No CD, tape player, or iPod in my truck back then, so we spent a lot of time cruising around listening to radio stations that played shit like Dio, Scorpions, Guns n' Roses, Deep Purple, Rainbow, ACDC, Ozzy, Heart, Motley Crue, ZZTop etc... you know the playlist. 

We wanted to ROCK and I think it shows.

Whenever any lame songs came on we'd switch to stations playing hip-hop, cumbia, reggae or world music (on local college radio). The sum of all this is the groove-DNA of Wants You Dead.

Incidentally (speaking of beer bottles), we were indeed drunk during the recording of "Shed Blood Total War," but for the rest of the sessions we were wired on RC Cola!

GM: Let's talk vocals. Death metal is one of my favorite kinds of music, but it can get monotonous due to most death metal growlers only having one growl. Your record runs the gamut. 


How did you go about choosing each style of delivery?

JJ: 
The spirit of the song dictated the vocal flavors... I've always liked multifaceted vocalists like Sakevi (GISM) and Attila (Tormentor/Mayhem). 


I also wanted to channel the dual vocalist style of powerviolence bands like Man is the Bastard and Spazz.  (Slaughter "Strappado" has a similar thing going on...)  

Also was inspired by the layered/varied vocals of Sarcofago, Deicide, Revenge and...... Skinny Puppy.

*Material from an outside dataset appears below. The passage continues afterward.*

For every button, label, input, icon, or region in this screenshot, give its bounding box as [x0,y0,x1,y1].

GM: Wants You Dead is rather different from Ruins I & IV. Did you have any reservations releasing this lost album?

JJ:
No reservations... When it was shelved in 2005, Wants You Dead was essentially "done" (despite lacking key overdubs), and I felt JMac and I had been victorious in creating our own unique strain of heaviness.

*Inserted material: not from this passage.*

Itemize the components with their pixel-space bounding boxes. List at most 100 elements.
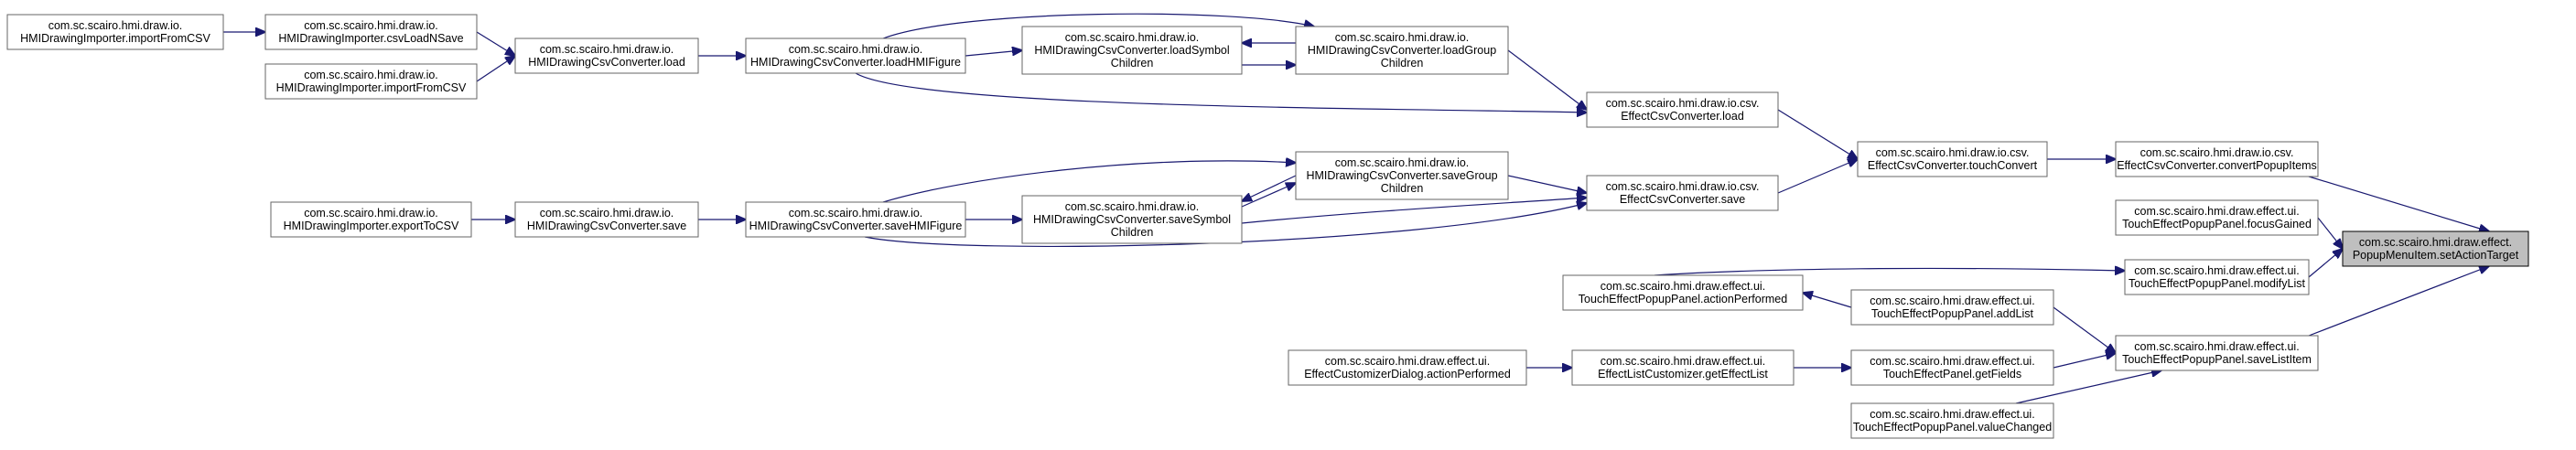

Ruins I & IV took shape a couple years later and was a determined effort NOT to directly build on WYD.  


Instead the goal was to explore new sounds, hopefully sprouting a new weird branch on the slide metal evolutionary tree.

GM: Do you think the change up affects the brand you're creating?

JJ:
Not at all.  With two contrasting releases, a process of triangulation is now enabled...  In other words, all future recordings will build on knowledge gained from WYD and Ruins, plus incorporate new ideas.

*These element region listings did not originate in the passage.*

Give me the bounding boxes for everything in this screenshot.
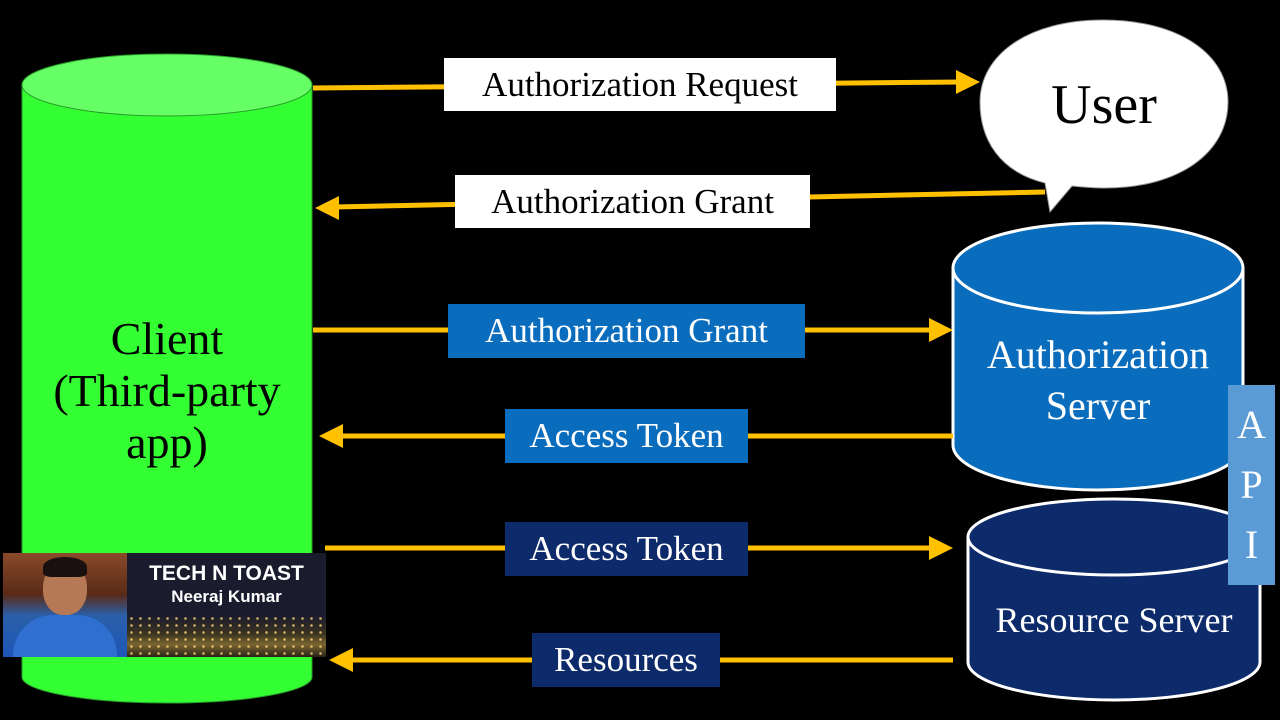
user-speech-bubble — [979, 19, 1229, 214]
client-cylinder — [21, 53, 313, 704]
label-resources: Resources — [532, 633, 720, 687]
arrowhead-authorization-grant-from-user — [315, 196, 339, 220]
resource-server-cylinder — [966, 497, 1262, 702]
authorization-server-label: Authorization Server — [953, 329, 1243, 431]
arrowhead-resources — [329, 648, 353, 672]
presenter-photo — [3, 553, 127, 657]
authorization-server-cylinder — [951, 221, 1245, 492]
channel-badge: TECH N TOAST Neeraj Kumar — [3, 553, 326, 657]
client-label-line2: (Third-party — [53, 365, 281, 416]
label-authorization-grant-to-server: Authorization Grant — [448, 304, 805, 358]
authorization-server-label-line1: Authorization — [986, 332, 1210, 377]
client-label: Client (Third-party app) — [22, 313, 312, 469]
api-letter-i: I — [1244, 522, 1259, 567]
resource-server-label: Resource Server — [995, 600, 1233, 640]
arrowhead-access-token-to-resource — [929, 536, 953, 560]
arrowhead-access-token-from-server — [319, 424, 343, 448]
label-authorization-request: Authorization Request — [444, 58, 836, 111]
label-access-token-to-resource: Access Token — [505, 522, 748, 576]
label-access-token-from-server: Access Token — [505, 409, 748, 463]
api-label-box: A P I — [1228, 385, 1275, 585]
client-label-line1: Client — [110, 313, 224, 364]
api-letter-a: A — [1237, 402, 1266, 447]
authorization-server-label-line2: Server — [1045, 383, 1151, 428]
arrowhead-authorization-grant-to-server — [929, 318, 953, 342]
arrowhead-authorization-request — [956, 70, 980, 94]
user-label: User — [1051, 74, 1157, 136]
badge-title: TECH N TOAST — [149, 562, 304, 585]
badge-subtitle: Neeraj Kumar — [171, 587, 282, 606]
api-letter-p: P — [1240, 462, 1263, 507]
label-authorization-grant-from-user: Authorization Grant — [455, 175, 810, 228]
client-label-line3: app) — [126, 417, 208, 468]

From my perspective, there is a heavy slide riff language out there that has barely been invented/explored...  I'm working on it...

GM: What are the five most important albums of all time?

JJ:
I have to cheat and split this question into metal / non-metal, due to a personal observation: The modern world is unlivable without metal, yet no man can (or should) live on metal alone.

Metal: (1) Celtic Frost - Morbid Tales / Emperor's Return (2) Metallica - Kill 'em All (3) Bathory - S/T (4) Saint Vitus - Hallow's Victim (5) Sepultura - Morbid Visions

Non-metal: (1) Dock Boggs - Country Blues: Complete Early Recordings (2) Fred McDowell - You Gotta Move (3) Link Wray - Mr. Guitar: Complete Swan Sessions (4) Captain Beefheart - Safe As Milk (5) Manu Chao - Clandestino

GM: Where do you think the St. Louis Blues are going to finish this season?

JJ:
Half the team annihilated in nuclear/biological attacks, the other half conscripted into nocturnal deathsquads, the arena fortified and encircled by barbed wire... 


Destruction & havoc across America, which has collapsed into an utterly batshit sectarian Civil War II.  The drone aircraft of overseas powers circle above like buzzards, hungry to strip meat from the putrefying corpse of our nation...

(Note that I am NOT rooting for this to happen -- I love America -- but it sure is fun to think about!!)